喘鳴性気管支炎とはどんな病気か

 乳幼児の場合、息を吐く時に、「ゼイゼイ」「ゼロゼロ」「ヒューヒュー」といった喘鳴がしても、それがすべて喘息(ぜんそく)による症状とはかぎりません。それは、乳幼児の気管が未熟であるため、ウイルス感染によって簡単に狭くなってしまうからです。
 乳幼児の、その時点でまだ原因不明の喘鳴を総称して、「喘鳴性気管支炎」や「喘息様気管支炎」と呼ぶことがありますが、これらは正式な医学書には存在しない病名です。ですから、暫定(ざんてい)的にそう診断しても、その原因を追求する必要があります。

原因は何か

 経過をみていくうちに、何度も喘鳴を繰り返せば、最終的に「気管支喘息」と診断されることもあります。また、RSウイルスやマイコプラズマなど、喘鳴が出やすい感染症が、血液による抗体検査や鼻みずによる抗原検査などで確定した場合は、その病名になります。
 時に、内視鏡やCT検査などによって、喉頭軟化症(こうとうなんかしょう)、気管軟化症、異物、気管支の先天的奇形などが発見されることもあります。

治療の方法

 一般的には、感染症の治療や気管支拡張薬が用いられますが、前述のように、乳幼児の気管は未熟であるため、拡張薬の効果が低い場合もあります。

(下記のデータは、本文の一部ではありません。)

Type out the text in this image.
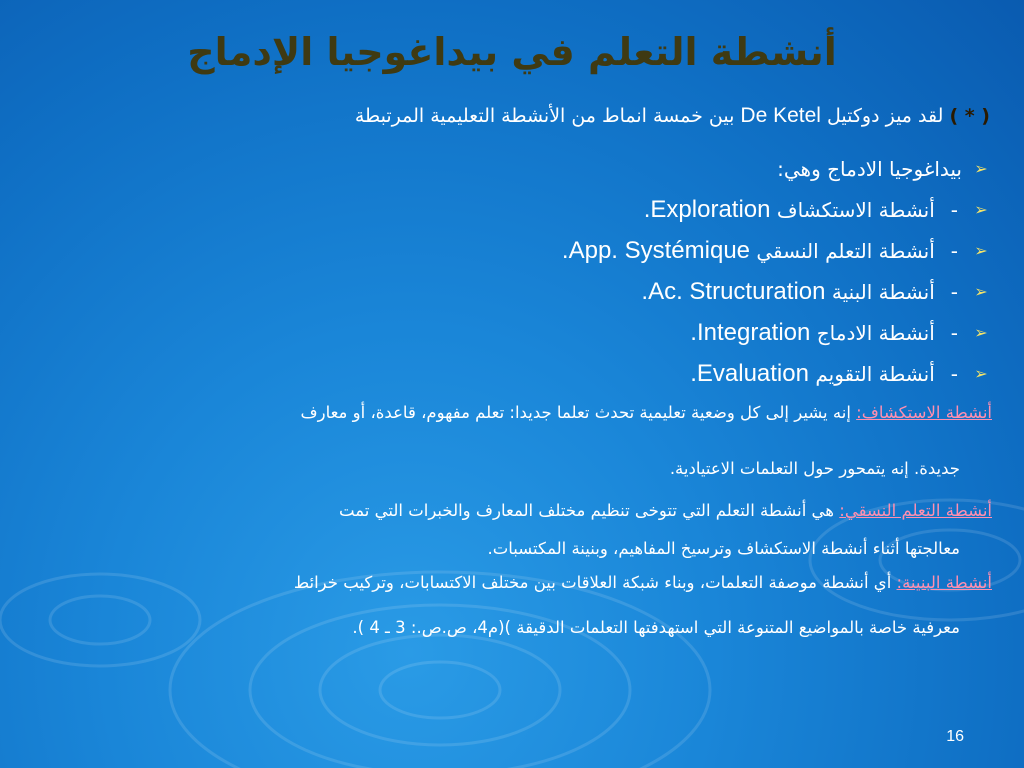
أنشطة التعلم في بيداغوجيا الإدماج
( * ) لقد ميز دوكتيل De Ketel بين خمسة انماط من الأنشطة التعليمية المرتبطة
➢
بيداغوجيا الادماج وهي:
➢
-
أنشطة الاستكشاف

Exploration.
➢
-
أنشطة التعلم النسقي

App. Systémique.
➢
-
أنشطة البنية

Ac. Structuration.
➢
-
أنشطة الادماج

Integration.
➢
-
أنشطة التقويم

Evaluation.
أنشطة الاستكشاف: إنه يشير إلى كل وضعية تعليمية تحدث تعلما جديدا: تعلم مفهوم، قاعدة، أو معارف
جديدة. إنه يتمحور حول التعلمات الاعتيادية.
أنشطة التعلم النسقي: هي أنشطة التعلم التي تتوخى تنظيم مختلف المعارف والخبرات التي تمت
معالجتها أثناء أنشطة الاستكشاف وترسيخ المفاهيم، وبنينة المكتسبات.
أنشطة البنينة: أي أنشطة موصفة التعلمات، وبناء شبكة العلاقات بين مختلف الاكتسابات، وتركيب خرائط
معرفية خاصة بالمواضيع المتنوعة التي استهدفتها التعلمات الدقيقة )(م4، ص.ص.: 3 ـ 4 ).
16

もちろん奇形などが見つかれば、その治療も必要です。
 喘息で用いるテオフィリン(テオドールなど)という気管支拡張作用のある薬は、構造がコーヒーなどに含まれるカフェインに似ているため、乳幼児が内服した場合、興奮や嘔吐、不機嫌、けいれんなどの副作用が出やすい傾向があり、乳児、発熱時、熱性けいれんてんかんの既往や家族歴がある場合、脳にもともと病気を抱えている場合には、処方は差しひかえるべきと考えられるようになっています。
 また、咳(せき)止め、鼻みず止め、去痰薬など、いわゆるかぜ薬は、咳を抑えて病原体の排出を遅らせたり、痰に粘りけが出て切れにくくするなどの副作用があるため、小児科の教科書では推奨されていません。